JERUSALEM: L'armée israélienne a appelé mercredi à l'évacuation de 12 villages du sud du Liban, avant de probables frappes visant selon elle le mouvement pro-iranien Hezbollah.

"Pour votre sécurité, vous devez évacuer vos maisons immédiatement et vous éloigner (...) d'au moins 1.000 mètres vers des zones dégagées", a écrit sur son compte X Avichai Adraee, le porte-parole de l'armée israélienne en langue arabe.

Israël et le Hezbollah s'accusent régulièrement de violer le cessez-le-feu, entré en vigueur le 17 avril.

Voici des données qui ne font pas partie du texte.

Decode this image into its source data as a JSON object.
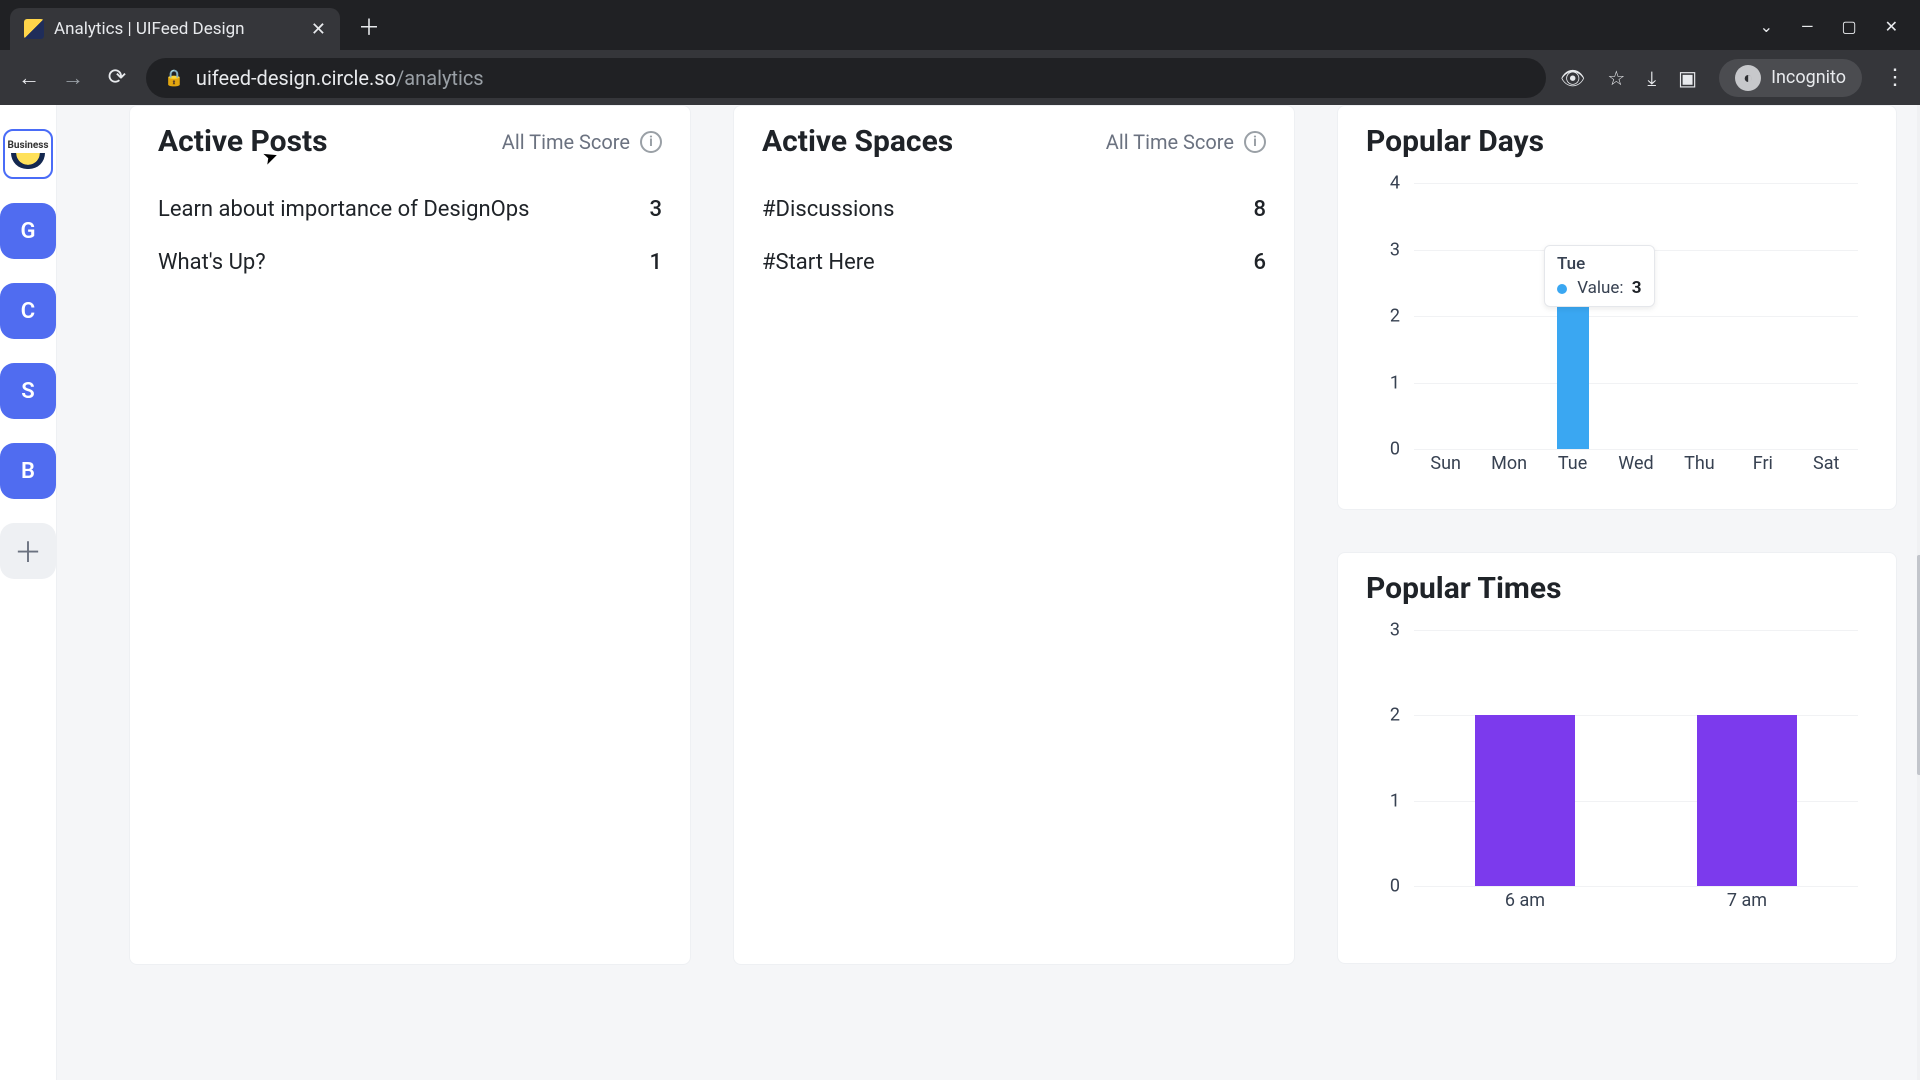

Israël affirme avoir le droit selon les termes de la trêve de frapper à l'intérieur d'un secteur délimité par une "ligne jaune" qu'elle appelle "zone de sécurité", qui s'étend sur une dizaine de km depuis la frontière.

La plupart des villages désignés par le porte-parole se trouvent cependant bien au-delà de cette zone.

Plus de 2.700 personnes ont été tuées dans les frappes israéliennes depuis le début de la guerre entre Israël et le Hezbollah le 2 mars, selon les autorités libanaises. L'armée israélienne a dénombré 17 soldats et un contractuel tués dans le sud du Liban.